SOMETHING is going on in there and this is the attempted distraction.

After all we now know the terrible things Monster Energy didn’t want to become public knowledge and thought bullying other companies would somehow cover the bigger much worse issues.

The Phule says:

Nut huggers has a much better case than Born United, who were committing obvious and blatant infringement and claiming that putting the Buckees logo into a military uniform was ‘parody’, when there were no clear elements of parody to the illegitimate use of the logo.

In this case, the logos are not similar, not even a little, and rather than attempting to claim ‘parody’ in a clearcut case of NOT parody, they’re claiming ‘sufficent difference’ which… well, an ordinary citizen can tell the difference between the buckees beaver and the Nut Huggers squirrel, and if that’s NOT a beaver than Buckees needs to fire their artist.

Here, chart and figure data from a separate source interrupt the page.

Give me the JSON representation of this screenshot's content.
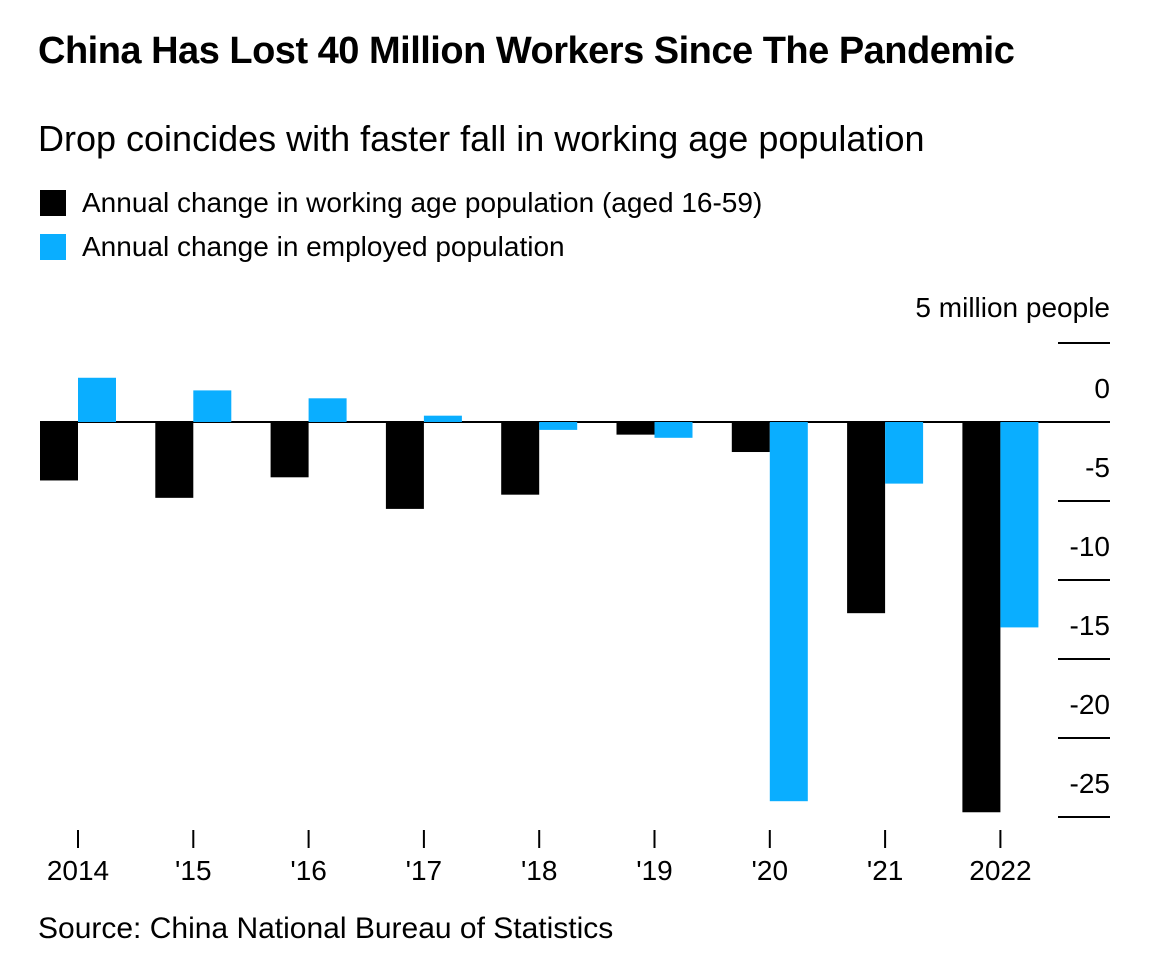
{
  "title": "China Has Lost 40 Million Workers Since The Pandemic",
  "subtitle": "Drop coincides with faster fall in working age population",
  "unit_label": "5 million people",
  "source": "Source: China National Bureau of Statistics",
  "chart_data": {
    "type": "bar",
    "categories": [
      "2014",
      "'15",
      "'16",
      "'17",
      "'18",
      "'19",
      "'20",
      "'21",
      "2022"
    ],
    "series": [
      {
        "name": "Annual change in working age population (aged 16-59)",
        "color": "#000000",
        "values": [
          -3.7,
          -4.8,
          -3.5,
          -5.5,
          -4.6,
          -0.8,
          -1.9,
          -12.1,
          -24.7
        ]
      },
      {
        "name": "Annual change in employed population",
        "color": "#0aaeff",
        "values": [
          2.8,
          2.0,
          1.5,
          0.4,
          -0.5,
          -1.0,
          -24.0,
          -3.9,
          -13.0
        ]
      }
    ],
    "yticks": [
      0,
      -5,
      -10,
      -15,
      -20,
      -25
    ],
    "ylim": [
      -25,
      5
    ],
    "grid": false,
    "legend": "top-left"
  }
}
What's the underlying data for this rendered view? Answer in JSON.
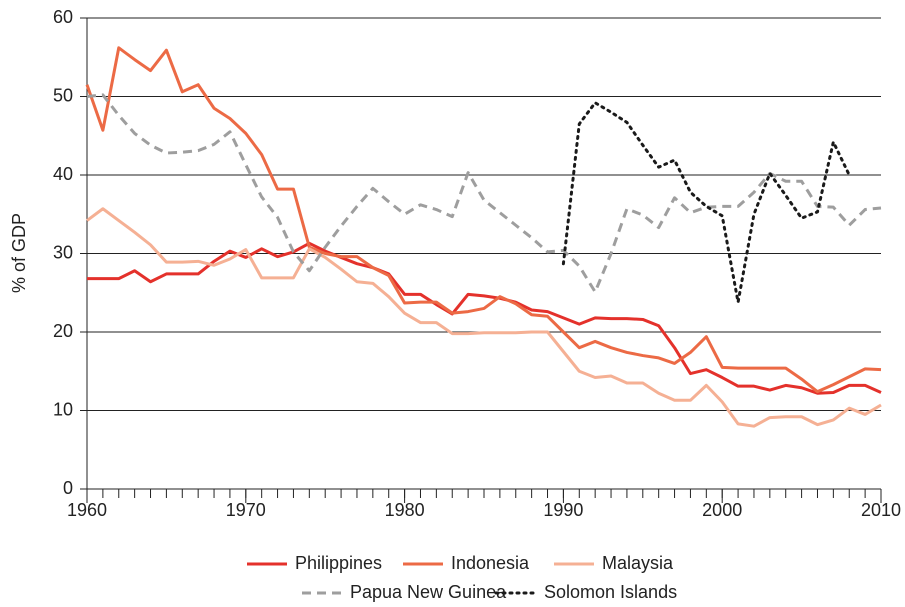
{
  "chart_data": {
    "type": "line",
    "y_label": "% of GDP",
    "x": [
      1960,
      1961,
      1962,
      1963,
      1964,
      1965,
      1966,
      1967,
      1968,
      1969,
      1970,
      1971,
      1972,
      1973,
      1974,
      1975,
      1976,
      1977,
      1978,
      1979,
      1980,
      1981,
      1982,
      1983,
      1984,
      1985,
      1986,
      1987,
      1988,
      1989,
      1990,
      1991,
      1992,
      1993,
      1994,
      1995,
      1996,
      1997,
      1998,
      1999,
      2000,
      2001,
      2002,
      2003,
      2004,
      2005,
      2006,
      2007,
      2008,
      2009,
      2010
    ],
    "xlim": [
      1960,
      2010
    ],
    "xticks": [
      1960,
      1970,
      1980,
      1990,
      2000,
      2010
    ],
    "ylim": [
      0,
      60
    ],
    "yticks": [
      0,
      10,
      20,
      30,
      40,
      50,
      60
    ],
    "grid": true,
    "legend": "bottom",
    "series": [
      {
        "name": "Philippines",
        "color": "#e4312b",
        "dash": "solid",
        "values": [
          26.8,
          26.8,
          26.8,
          27.8,
          26.4,
          27.4,
          27.4,
          27.4,
          29,
          30.3,
          29.5,
          30.6,
          29.6,
          30.2,
          31.3,
          30.3,
          29.5,
          28.7,
          28.2,
          27.4,
          24.8,
          24.8,
          23.5,
          22.3,
          24.8,
          24.6,
          24.3,
          23.8,
          22.8,
          22.6,
          21.8,
          21,
          21.8,
          21.7,
          21.7,
          21.6,
          20.8,
          18,
          14.7,
          15.2,
          14.2,
          13.1,
          13.1,
          12.6,
          13.2,
          12.9,
          12.2,
          12.3,
          13.2,
          13.2,
          12.3
        ]
      },
      {
        "name": "Indonesia",
        "color": "#ec6a45",
        "dash": "solid",
        "values": [
          51.5,
          45.7,
          56.2,
          54.7,
          53.3,
          55.9,
          50.6,
          51.5,
          48.5,
          47.2,
          45.3,
          42.6,
          38.2,
          38.2,
          30.8,
          30,
          29.6,
          29.6,
          28.2,
          27.2,
          23.7,
          23.8,
          23.8,
          22.4,
          22.6,
          23,
          24.5,
          23.6,
          22.2,
          22,
          20,
          18,
          18.8,
          18,
          17.4,
          17,
          16.7,
          16,
          17.4,
          19.4,
          15.5,
          15.4,
          15.4,
          15.4,
          15.4,
          14,
          12.4,
          13.3,
          14.3,
          15.3,
          15.2
        ]
      },
      {
        "name": "Malaysia",
        "color": "#f5b094",
        "dash": "solid",
        "values": [
          34.2,
          35.7,
          34.2,
          32.7,
          31.1,
          28.9,
          28.9,
          29,
          28.5,
          29.3,
          30.5,
          26.9,
          26.9,
          26.9,
          30.6,
          29.5,
          28,
          26.4,
          26.2,
          24.5,
          22.4,
          21.2,
          21.2,
          19.8,
          19.8,
          19.9,
          19.9,
          19.9,
          20,
          20,
          17.5,
          15,
          14.2,
          14.4,
          13.5,
          13.5,
          12.2,
          11.3,
          11.3,
          13.2,
          11.1,
          8.3,
          8,
          9.1,
          9.2,
          9.2,
          8.2,
          8.8,
          10.3,
          9.5,
          10.7
        ]
      },
      {
        "name": "Papua New Guinea",
        "color": "#9e9e9e",
        "dash": "dashed",
        "values": [
          50,
          50.2,
          47.6,
          45.3,
          43.8,
          42.8,
          42.9,
          43.1,
          43.9,
          45.5,
          41.3,
          37.2,
          34.6,
          30.2,
          27.8,
          30.8,
          33.5,
          36,
          38.3,
          36.6,
          35,
          36.2,
          35.6,
          34.7,
          40.3,
          36.8,
          35.2,
          33.6,
          32,
          30.2,
          30.4,
          28.4,
          25.1,
          30,
          35.7,
          34.9,
          33.3,
          37.1,
          35.2,
          35.9,
          36,
          36,
          37.8,
          40.2,
          39.2,
          39.2,
          36,
          35.9,
          33.6,
          35.6,
          35.8
        ]
      },
      {
        "name": "Solomon Islands",
        "color": "#1a1a1a",
        "dash": "dotted",
        "values": [
          null,
          null,
          null,
          null,
          null,
          null,
          null,
          null,
          null,
          null,
          null,
          null,
          null,
          null,
          null,
          null,
          null,
          null,
          null,
          null,
          null,
          null,
          null,
          null,
          null,
          null,
          null,
          null,
          null,
          null,
          28.7,
          46.5,
          49.2,
          48,
          46.7,
          43.8,
          41,
          41.9,
          37.8,
          36,
          34.8,
          23.8,
          35,
          40.2,
          37.4,
          34.5,
          35.3,
          44.2,
          40,
          null,
          null
        ]
      }
    ]
  }
}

Heck, a moron in a hurry can tell the difference. (Morning Star Cooperative Society v Express Newspapers Limited [1979] FSR 113)

allengarvin (profile) says:

Why is parody relevant?

“Buc-ee’s also appears to not have any concept of parody and parody’s protected status.”

Why even bring it up? It seems far simpler because they compete in completely disjunct segments of the market. The underwear company doesn’t open massive interstate gas stations, and… ok, I may be the last Texan who has never been inside of a Buc’ees, but I don’t think they sell underwear, certainly not suggestive risque underwear. How it would lead to market confusion is a mystery.

The Phule says:

Re:

Because Born United is pretending that putting the buckees mascot into military camouflage fatigues is somehow ‘parody’ and not ‘using your mascot to sell our stuff, which its marketed to gravy seals’

And Techdirt, for all that I love them, refuse to side with the copyright holders in clear cases where they’re specifically in the right, if the holder is habitually in the wrong.

John85851 (profile) says:

Re:

Or how about disbarring the lawyers for bringing cases like this to court?
Yes, I know lawyers are almost obligated to file any cases their clients want, but at some point they should realize these companies have logos that are completely different.